Der Weltenversöhner: Zum Tod von Dževad Karahasan

Was Krieg in einer Zeit bedeutet, die zumindest Europäer nach dem Zweiten Weltkrieg schon als Beginn eines ewigen Friedens ansehen wollten, hat er bis in den letzten Alltagswinkel ausgeleuchtet. Die Belagerung seiner Heimatstadt Sarajevo durch bosnische Serben im April 1992, die sich mit 1425 Tagen zur längsten Belagerung des 20. Jahrhunderts auswuchs, wurde Dževad Karahasan zum persönlichen Trauma, zum historischen Paradigma und zum Inbegriff von Möglichkeit und Unmöglichkeit eines ethnisch-religiösen Pluralismus zugleich.

Das „Tagebuch einer Übersiedlung“, das 2021 in der Neuübersetzung von Katharina Wolf-Grießhaber nach fast 20 Jahren noch einmal revidiert erschien, gehört zu den großen literarischen Dokumenten des jugoslawischen Zerfalls – und weit darüber hinaus. Das verzweifelte Festhalten an einer Idee von Humanität, die inmitten von Hunger und Heckenschützen kaum noch aufrechtzuerhalten war, war etwas, das man dem muslimisch geborenen und von Franziskanern erzogenen Karahasan nicht mehr austreiben konnte. Auch sonst hatte er am eigenen Leib erfahren, dass das Eigene sich nur am Fremden ausbildet: Wer man ist, erschließt sich nie im Singular.

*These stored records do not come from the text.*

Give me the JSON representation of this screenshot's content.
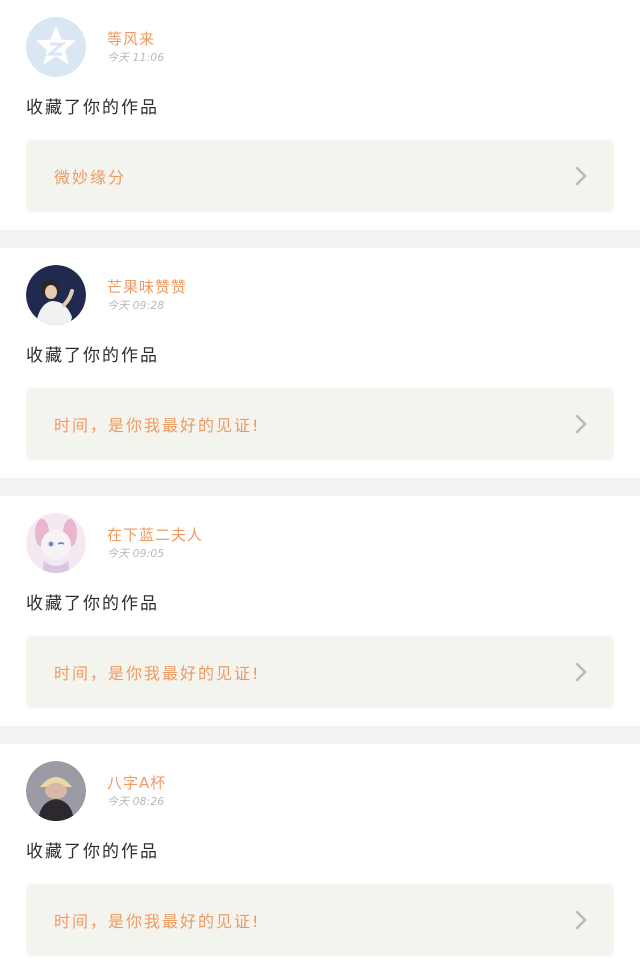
{
  "feed": [
    {
      "username": "等风来",
      "time": "今天 11:06",
      "action": "收藏了你的作品",
      "work_title": "微妙缘分",
      "avatar_icon": "default-qq-avatar-icon",
      "avatar_colors": [
        "#dbe6f3",
        "#ffffff"
      ]
    },
    {
      "username": "芒果味赞赞",
      "time": "今天 09:28",
      "action": "收藏了你的作品",
      "work_title": "时间，是你我最好的见证!",
      "avatar_icon": "person-photo-avatar-icon",
      "avatar_colors": [
        "#1f2a4e",
        "#f1f1f1"
      ]
    },
    {
      "username": "在下蓝二夫人",
      "time": "今天 09:05",
      "action": "收藏了你的作品",
      "work_title": "时间，是你我最好的见证!",
      "avatar_icon": "anime-girl-avatar-icon",
      "avatar_colors": [
        "#f4e9f2",
        "#e9b6cf"
      ]
    },
    {
      "username": "八字A杯",
      "time": "今天 08:26",
      "action": "收藏了你的作品",
      "work_title": "时间，是你我最好的见证!",
      "avatar_icon": "person-hat-avatar-icon",
      "avatar_colors": [
        "#9c9aa4",
        "#e9d9a8"
      ]
    }
  ],
  "chevron_icon": "chevron-right-icon",
  "colors": {
    "accent": "#ef9a62",
    "background": "#f3f3f3",
    "link_card": "#f4f4ee",
    "chevron": "#b7b7b7"
  }
}
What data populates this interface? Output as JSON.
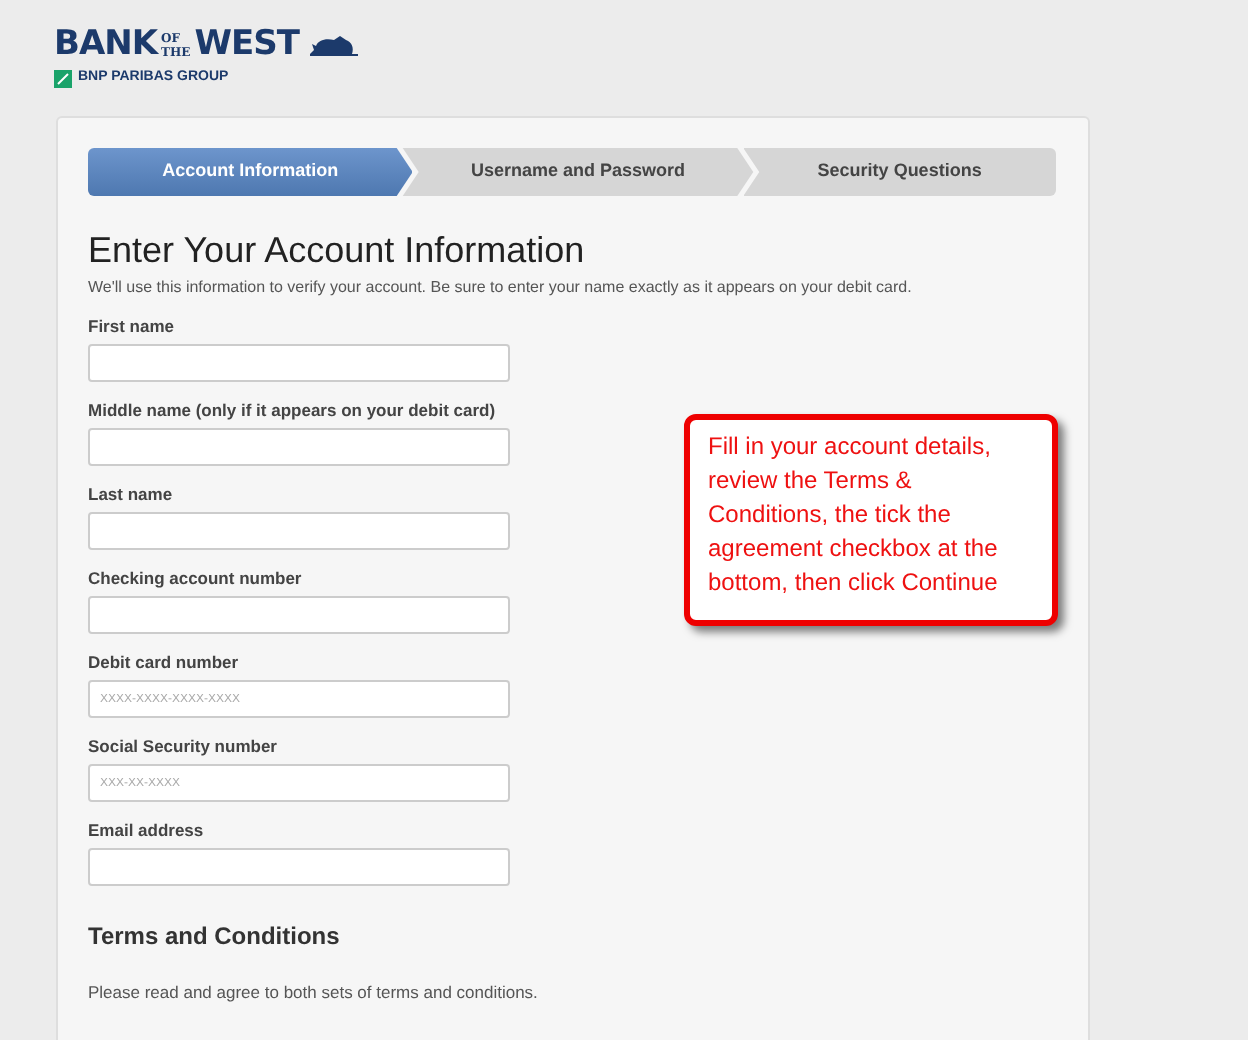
{
  "logo": {
    "words": [
      "BANK",
      "OF",
      "THE",
      "WEST"
    ],
    "group": "BNP PARIBAS GROUP"
  },
  "steps": [
    {
      "label": "Account Information",
      "selected": true
    },
    {
      "label": "Username and Password",
      "selected": false
    },
    {
      "label": "Security Questions",
      "selected": false
    }
  ],
  "heading": "Enter Your Account Information",
  "intro": "We'll use this information to verify your account. Be sure to enter your name exactly as it appears on your debit card.",
  "fields": [
    {
      "label": "First name"
    },
    {
      "label": "Middle name (only if it appears on your debit card)"
    },
    {
      "label": "Last name"
    },
    {
      "label": "Checking account number"
    },
    {
      "label": "Debit card number",
      "placeholder": "XXXX-XXXX-XXXX-XXXX"
    },
    {
      "label": "Social Security number",
      "placeholder": "XXX-XX-XXXX"
    },
    {
      "label": "Email address"
    }
  ],
  "terms": {
    "title": "Terms and Conditions",
    "text": "Please read and agree to both sets of terms and conditions."
  },
  "callout": "Fill in your account details, review the Terms & Conditions, the tick the agreement checkbox at the bottom, then click Continue"
}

Als ihm 1993 die Flucht aus der eingekesselten Stadt nach Graz gelang, hatte der promovierte Literatur- und Theaterwissenschaftler schon ein erstes Leben als Professor für Dramaturgie und Geschichte des Theaters wie als Schriftsteller und Publizist hinter sich. Den Bosnienkrieg als Erfahrungsraum wurde er nicht los, und so wenig er müde wurde, ihn nach allen Richtungen auszumessen, so wenig ermüdend waren die Aspekte, die er ihm abgewann.

Erfahrungsraum Sarajevo

„Der nächtliche Rat“, in dem er einen in Berlin lebenden bosnischen Arzt 1991 im heraufziehenden Unheil nach Foča zurückkehren ließ, tat das mit allen Ingredienzen von Krimi, Liebesroman und philosophisch-theologischem Raisonnement. Es war der Roman, den er selbst wohl für seinen wichtigsten hielt. „Der Trost des Nachthimmels“ rund um Omar Chayyam, einen persischen Mathematiker, Astronom und Dichter des 11. Jahrhunderts war, stofflich weit ausgreifend, vielleicht sein ehrgeizigster. Das offene und heimliche Zentrum seines Denkens und Erzählens blieb das belagerte Sarajevo, wie „Schahrijârs Rind“, „Sara und Serafina“ oder sein erst im vergangenen Januar erschienener Roman „Einübung ins Schweben“.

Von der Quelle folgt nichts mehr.